Mateus 20,1-16a · 25º Domingo do Tempo Comum · Ano A
Os últimos recebem o mesmo que os primeiros. A generosidade de Deus não funciona como o mercado de trabalho.
O Evangelho de hoje — Mateus 20,1-16a
Naquele tempo, Jesus disse esta parábola: “O Reino dos Céus é semelhante a um proprietário que saiu de manhã cedo para contratar trabalhadores para sua vinha. Combinou com eles um denário por dia e os mandou para a vinha. Saindo por volta da hora terceira, viu outros parados na praça e disse-lhes: ‘Ide também vós para a minha vinha e eu vos darei o que for justo.’ E eles foram. Saiu novamente por volta da hora sexta e da hora nona e fez o mesmo. Por volta da hora undécima, saiu e encontrou outros parados e perguntou-lhes: ‘Por que estais aí parados o dia todo sem fazer nada?’ Responderam: ‘Porque ninguém nos contratou.’ Ele disse: ‘Ide também vós para a minha vinha.’ Ao anoitecer, o dono da vinha disse ao seu administrador: ‘Chama os trabalhadores e paga-lhes o salário, começando pelos últimos até os primeiros.’ Vieram os da hora undécima e receberam cada um um denário. Quando chegou a vez dos primeiros, pensaram que receberiam mais; mas também cada um recebeu um denário. Ao recebê-lo, começaram a murmurar contra o proprietário, dizendo: ‘Esses últimos trabalharam apenas uma hora e os trataste como a nós, que suportamos o peso do dia e o calor!’ Mas o proprietário respondeu a um deles: ‘Amigo, não fui injusto para contigo. Não combinamos um denário? Toma o que é teu e vai. Quero dar a este último o mesmo que a ti. Não me é lícito fazer o que quero com o que é meu? Ou teus olhos estão cheios de inveja porque eu sou generoso?’ Assim, os últimos serão os primeiros e os primeiros serão os últimos.”
Palavra do Senhor.
O patrão generoso: quando a justiça de Deus parece injusta
Esta parábola provoca desconforto deliberado. Os trabalhadores que chegaram cedo têm razão do ponto de vista trabalhista: trabalharam mais e receberam o mesmo. A reclamação é compreensível. Mas Jesus não invalida o pagamento — o que questiona é a reação: por que a generosidade com o outro vira motivo de amargura?

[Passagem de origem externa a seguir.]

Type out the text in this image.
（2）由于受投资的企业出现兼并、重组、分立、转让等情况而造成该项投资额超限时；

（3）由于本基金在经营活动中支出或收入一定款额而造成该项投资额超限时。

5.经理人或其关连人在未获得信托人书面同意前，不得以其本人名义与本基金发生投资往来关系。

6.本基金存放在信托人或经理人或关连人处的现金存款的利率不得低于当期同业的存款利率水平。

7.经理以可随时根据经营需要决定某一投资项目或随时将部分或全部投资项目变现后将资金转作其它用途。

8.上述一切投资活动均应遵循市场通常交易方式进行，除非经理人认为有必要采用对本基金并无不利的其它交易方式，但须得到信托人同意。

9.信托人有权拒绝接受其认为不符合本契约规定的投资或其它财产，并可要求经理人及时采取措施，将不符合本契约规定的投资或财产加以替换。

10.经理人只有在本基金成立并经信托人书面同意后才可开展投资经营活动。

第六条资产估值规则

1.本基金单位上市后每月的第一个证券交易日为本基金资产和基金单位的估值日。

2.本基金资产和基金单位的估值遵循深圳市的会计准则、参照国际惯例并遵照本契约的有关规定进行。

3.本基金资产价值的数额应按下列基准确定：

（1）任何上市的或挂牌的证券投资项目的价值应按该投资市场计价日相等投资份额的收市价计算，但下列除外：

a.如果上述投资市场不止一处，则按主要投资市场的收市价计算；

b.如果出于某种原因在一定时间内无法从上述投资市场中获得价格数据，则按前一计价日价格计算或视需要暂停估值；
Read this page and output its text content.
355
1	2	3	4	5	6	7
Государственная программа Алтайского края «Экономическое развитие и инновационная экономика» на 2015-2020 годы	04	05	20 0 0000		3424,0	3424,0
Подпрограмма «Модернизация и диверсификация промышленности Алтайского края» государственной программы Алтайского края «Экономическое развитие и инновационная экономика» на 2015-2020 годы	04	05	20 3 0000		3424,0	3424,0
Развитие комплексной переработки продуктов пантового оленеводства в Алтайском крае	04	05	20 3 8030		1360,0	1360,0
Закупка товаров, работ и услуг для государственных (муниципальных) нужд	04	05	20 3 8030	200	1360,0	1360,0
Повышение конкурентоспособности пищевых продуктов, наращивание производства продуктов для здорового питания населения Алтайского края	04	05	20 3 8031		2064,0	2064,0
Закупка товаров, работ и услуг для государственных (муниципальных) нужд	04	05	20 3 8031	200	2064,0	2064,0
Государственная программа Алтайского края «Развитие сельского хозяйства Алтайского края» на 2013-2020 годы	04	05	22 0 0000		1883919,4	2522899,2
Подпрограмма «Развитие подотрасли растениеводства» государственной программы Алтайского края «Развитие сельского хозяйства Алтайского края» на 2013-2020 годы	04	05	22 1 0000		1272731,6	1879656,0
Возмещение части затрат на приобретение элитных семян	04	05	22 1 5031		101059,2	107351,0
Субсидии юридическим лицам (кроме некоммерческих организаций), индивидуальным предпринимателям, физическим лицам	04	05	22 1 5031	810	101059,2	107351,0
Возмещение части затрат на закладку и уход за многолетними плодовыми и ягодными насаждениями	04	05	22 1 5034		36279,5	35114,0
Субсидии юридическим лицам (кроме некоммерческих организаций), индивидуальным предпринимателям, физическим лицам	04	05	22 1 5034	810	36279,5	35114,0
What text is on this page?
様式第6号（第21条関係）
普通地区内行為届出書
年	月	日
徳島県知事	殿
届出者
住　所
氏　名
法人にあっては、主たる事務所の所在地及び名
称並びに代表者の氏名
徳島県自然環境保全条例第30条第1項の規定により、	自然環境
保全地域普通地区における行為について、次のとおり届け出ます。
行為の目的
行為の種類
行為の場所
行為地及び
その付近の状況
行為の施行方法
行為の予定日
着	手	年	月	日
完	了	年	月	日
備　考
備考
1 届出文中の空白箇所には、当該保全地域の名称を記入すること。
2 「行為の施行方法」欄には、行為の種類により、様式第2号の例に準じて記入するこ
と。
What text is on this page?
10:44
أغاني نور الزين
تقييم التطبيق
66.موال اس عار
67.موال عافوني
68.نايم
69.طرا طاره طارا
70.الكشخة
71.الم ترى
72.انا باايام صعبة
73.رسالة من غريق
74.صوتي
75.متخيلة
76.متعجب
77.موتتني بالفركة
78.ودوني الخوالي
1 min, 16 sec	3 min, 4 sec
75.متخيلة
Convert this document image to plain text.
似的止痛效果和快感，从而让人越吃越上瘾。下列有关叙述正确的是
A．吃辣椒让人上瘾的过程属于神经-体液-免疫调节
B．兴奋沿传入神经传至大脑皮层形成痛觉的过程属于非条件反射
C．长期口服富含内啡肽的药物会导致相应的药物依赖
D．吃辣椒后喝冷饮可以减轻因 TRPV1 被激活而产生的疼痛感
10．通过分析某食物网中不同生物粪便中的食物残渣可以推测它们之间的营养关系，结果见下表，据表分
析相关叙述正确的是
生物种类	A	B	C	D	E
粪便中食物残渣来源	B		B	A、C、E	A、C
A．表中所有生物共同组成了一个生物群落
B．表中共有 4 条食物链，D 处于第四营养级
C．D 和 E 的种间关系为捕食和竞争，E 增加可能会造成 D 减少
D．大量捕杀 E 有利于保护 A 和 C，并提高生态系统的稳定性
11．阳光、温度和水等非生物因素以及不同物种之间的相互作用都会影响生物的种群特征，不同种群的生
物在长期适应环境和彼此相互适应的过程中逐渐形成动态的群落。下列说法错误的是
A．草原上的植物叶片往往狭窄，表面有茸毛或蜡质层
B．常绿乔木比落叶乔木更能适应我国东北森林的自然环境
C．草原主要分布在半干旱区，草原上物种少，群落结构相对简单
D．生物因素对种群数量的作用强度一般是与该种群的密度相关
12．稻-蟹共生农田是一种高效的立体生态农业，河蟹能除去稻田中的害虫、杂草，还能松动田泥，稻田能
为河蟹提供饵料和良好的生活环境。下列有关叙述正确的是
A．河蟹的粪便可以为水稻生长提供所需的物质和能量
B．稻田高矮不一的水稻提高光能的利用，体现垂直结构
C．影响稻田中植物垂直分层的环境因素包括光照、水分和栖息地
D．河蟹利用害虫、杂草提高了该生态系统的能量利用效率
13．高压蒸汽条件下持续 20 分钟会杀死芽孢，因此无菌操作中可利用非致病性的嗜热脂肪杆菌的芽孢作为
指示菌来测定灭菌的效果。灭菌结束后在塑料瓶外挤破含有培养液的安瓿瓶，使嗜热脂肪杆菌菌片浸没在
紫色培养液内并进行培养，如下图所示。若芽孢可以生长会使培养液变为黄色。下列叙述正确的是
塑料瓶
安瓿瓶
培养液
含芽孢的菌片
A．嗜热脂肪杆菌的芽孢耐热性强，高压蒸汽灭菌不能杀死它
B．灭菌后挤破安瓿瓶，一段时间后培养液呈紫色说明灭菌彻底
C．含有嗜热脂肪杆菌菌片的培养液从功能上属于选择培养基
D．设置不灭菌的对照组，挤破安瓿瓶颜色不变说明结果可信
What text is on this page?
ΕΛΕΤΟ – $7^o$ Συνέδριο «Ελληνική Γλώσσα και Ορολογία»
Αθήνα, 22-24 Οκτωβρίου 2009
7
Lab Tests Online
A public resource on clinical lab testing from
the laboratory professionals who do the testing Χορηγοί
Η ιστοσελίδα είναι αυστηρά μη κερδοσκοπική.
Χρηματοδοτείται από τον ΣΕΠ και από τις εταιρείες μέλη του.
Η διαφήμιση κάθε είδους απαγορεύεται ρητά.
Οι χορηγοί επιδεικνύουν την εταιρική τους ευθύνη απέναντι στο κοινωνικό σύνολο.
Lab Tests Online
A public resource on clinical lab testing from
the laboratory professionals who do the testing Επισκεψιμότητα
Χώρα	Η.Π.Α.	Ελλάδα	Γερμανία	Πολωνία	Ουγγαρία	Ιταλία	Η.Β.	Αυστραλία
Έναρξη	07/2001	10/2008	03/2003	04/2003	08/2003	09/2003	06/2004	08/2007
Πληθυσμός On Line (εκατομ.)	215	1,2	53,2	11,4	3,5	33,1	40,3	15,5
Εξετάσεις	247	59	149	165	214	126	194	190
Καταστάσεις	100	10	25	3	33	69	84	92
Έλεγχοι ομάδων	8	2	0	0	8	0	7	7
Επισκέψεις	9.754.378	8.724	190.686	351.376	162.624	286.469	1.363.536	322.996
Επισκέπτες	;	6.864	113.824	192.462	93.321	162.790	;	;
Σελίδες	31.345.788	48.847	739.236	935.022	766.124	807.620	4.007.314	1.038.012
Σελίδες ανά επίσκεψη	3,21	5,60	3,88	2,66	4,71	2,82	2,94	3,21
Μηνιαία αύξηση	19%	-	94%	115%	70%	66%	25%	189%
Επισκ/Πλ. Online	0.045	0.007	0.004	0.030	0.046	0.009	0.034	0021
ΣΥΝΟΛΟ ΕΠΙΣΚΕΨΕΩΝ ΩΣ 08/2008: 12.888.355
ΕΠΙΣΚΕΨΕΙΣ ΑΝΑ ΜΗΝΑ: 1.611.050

O proprietário não paga menos aos primeiros — paga mais aos últimos. A generosidade para com outros não diminui o que você recebeu. Mas quando o padrão de comparação passa a ser “o que o outro tem” em vez de “o que eu precisava”, até a graça recebida começa a parecer insuficiente.
No grego original, “olho mau” — a expressão hebraica para inveja. Jesus nomeia o que impede de celebrar o bem que acontece com o outro.
No contexto de Mateus, a parábola fala aos judeus de longa data e aos gentios que chegaram depois — e receberam o mesmo acesso ao Reino. Mas a aplicação é ampla: fala a qualquer um que usa seu histórico de fidelidade como critério para medir o que os outros merecem de Deus.
Reflexão devocional
A pergunta do patrão — “não me é lícito fazer o que quero com o que é meu?” — é lembrete de soberania. Deus não está subordinado às nossas categorias de mérito. Ele pode ser generoso com quem quiser, quando quiser, sem que isso diminua o que já deu a você.
O verdadeiro teste desta parábola é emocional, não teológico. Como você reage quando alguém que “entrou depois” recebe o que você levou anos para conquistar? A alegria genuína com o bem alheio é rara. A parábola a convida como prática de fé.
Os últimos que chegam à vinha são figuras de quem foi excluído e esquecido. Quando recebem o mesmo, não é injustiça com os primeiros: é afirmação de que Deus não deixa ninguém sem lugar no Reino.
Aplicação prática para o seu dia
Observe se hoje você compara o que recebe com o que os outros recebem. A comparação não é sempre errada, mas quando gera amargura sobre bens que não são seus, é o “olho mau” que Jesus nomeia. Trazer isso à consciência já é o primeiro passo.
Pratique alegrar-se com o bem de alguém que parecia não merecer tanto. Uma promoção inesperada, uma graça recebida, uma segunda chance. Celebrar o bem alheio mesmo quando parece desproporcional é praticar a lógica do Reino.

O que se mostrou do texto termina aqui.